The most secure way to store data
Given the magnitude of what would happen should things go wrong, every company, no matter how small, should backup their data. The most secure way to store data is the way that works best for them and keeps their copies apart from the originals.
One option that is used by around a fifth of SMEs is to copy data to an external hard drive that is then removed from the premises each evening. While this can be a cost effective solution, it can also be a time consuming one, and it certainly creates the risk that those storage devices (and the information on them) being lost or stolen while out of the office.
An alternative for keeping copies of their data offsite that avoids the need to physically remove devices from the office, is the use of a public cloud storage service from the likes of Microsoft, Google or Dropbox.
While this tends to be the least expensive option when it comes to backing data up remotely – since it only involves paying for a single service ‘package’ – our latest research suggests that of all the offsite options, only the very smallest companies actually favour this approach.
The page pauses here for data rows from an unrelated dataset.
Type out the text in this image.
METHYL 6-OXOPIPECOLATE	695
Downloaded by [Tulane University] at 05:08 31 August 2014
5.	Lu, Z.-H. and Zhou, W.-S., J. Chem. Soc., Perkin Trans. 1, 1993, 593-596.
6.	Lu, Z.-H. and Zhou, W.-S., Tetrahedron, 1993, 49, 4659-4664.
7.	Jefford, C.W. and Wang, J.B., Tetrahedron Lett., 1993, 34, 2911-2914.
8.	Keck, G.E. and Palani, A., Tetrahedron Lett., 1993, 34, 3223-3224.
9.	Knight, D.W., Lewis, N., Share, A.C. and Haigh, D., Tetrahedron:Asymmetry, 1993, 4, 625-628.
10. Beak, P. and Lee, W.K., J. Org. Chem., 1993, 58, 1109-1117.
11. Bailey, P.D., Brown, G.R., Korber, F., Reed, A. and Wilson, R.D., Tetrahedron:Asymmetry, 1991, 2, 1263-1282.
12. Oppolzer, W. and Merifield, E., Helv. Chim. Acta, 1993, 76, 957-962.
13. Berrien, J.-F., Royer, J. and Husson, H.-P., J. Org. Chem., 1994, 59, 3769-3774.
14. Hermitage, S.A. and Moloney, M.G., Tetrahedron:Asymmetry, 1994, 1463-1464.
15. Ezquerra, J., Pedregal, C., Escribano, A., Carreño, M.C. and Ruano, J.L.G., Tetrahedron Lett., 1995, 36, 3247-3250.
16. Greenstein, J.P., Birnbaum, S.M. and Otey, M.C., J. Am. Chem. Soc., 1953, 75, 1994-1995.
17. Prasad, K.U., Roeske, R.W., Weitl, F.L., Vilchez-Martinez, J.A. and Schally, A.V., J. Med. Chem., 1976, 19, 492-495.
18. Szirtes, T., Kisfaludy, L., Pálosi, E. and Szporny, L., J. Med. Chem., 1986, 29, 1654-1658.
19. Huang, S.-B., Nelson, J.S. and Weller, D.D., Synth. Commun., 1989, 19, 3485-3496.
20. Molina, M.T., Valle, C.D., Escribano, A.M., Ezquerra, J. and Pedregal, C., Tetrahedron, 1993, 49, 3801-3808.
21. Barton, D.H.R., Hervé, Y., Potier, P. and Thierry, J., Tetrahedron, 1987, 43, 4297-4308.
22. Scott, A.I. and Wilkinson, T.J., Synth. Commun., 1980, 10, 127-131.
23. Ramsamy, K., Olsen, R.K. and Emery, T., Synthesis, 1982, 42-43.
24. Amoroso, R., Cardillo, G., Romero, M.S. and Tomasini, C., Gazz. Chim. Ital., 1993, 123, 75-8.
The use of public cloud for data backup currently runs to just one in seven micro businesses (those employing less than ten people).
Overall, the number of businesses using public cloud providers for this purpose has fallen over the last year across all company sizes. This could be due to the introduction of the GDPR, which obliges companies to ensure that the personal data they hold is well protected. Without knowing precisely where and how their data is held, it’s difficult to feel completely certain and secure about this option.
What is increasing, however, is the use of remote company data centres and colocation facilities, which allow companies to backup their data remotely and in real time to their own dedicated servers. Large companies have shown the way with this approach, and although the number of smaller companies following suit is still relatively low, the proportion of SMEs using this approach increased from seven percent to nine percent of the population between 2018 and 2019.
Do you actually need to back it up?
Whichever means of backup a company uses, they must first consider which data is worth duplicating. That means making multiple copies of the important data your business needs to function properly and storing it in multiple locations. It probably doesn’t mean incurring the extra cost associated with backing up employees’ personal photographs and iTunes libraries too.
It is also important to consider how your data travels between the business and its backup location. This needs to be kept secure, to minimise the chances of its being intercepted by hackers on route and to ensure that backups are not corrupted as well in the event of a virus or ransomware attack.
The pace of business today and the potential for new sources of competition to pop up at a moment’s notice mean that SME leaders can be forgiven for operating very much in the here and now. The damage that losing access to vital company data, however, can be so significant that it is becoming increasingly risky not to put in place appropriate measures that would provide access to it in the event of a catastrophic event.
Keeping a backup of your vital data is the safety net you don’t want to use. But it will stop your business from falling should disaster strike.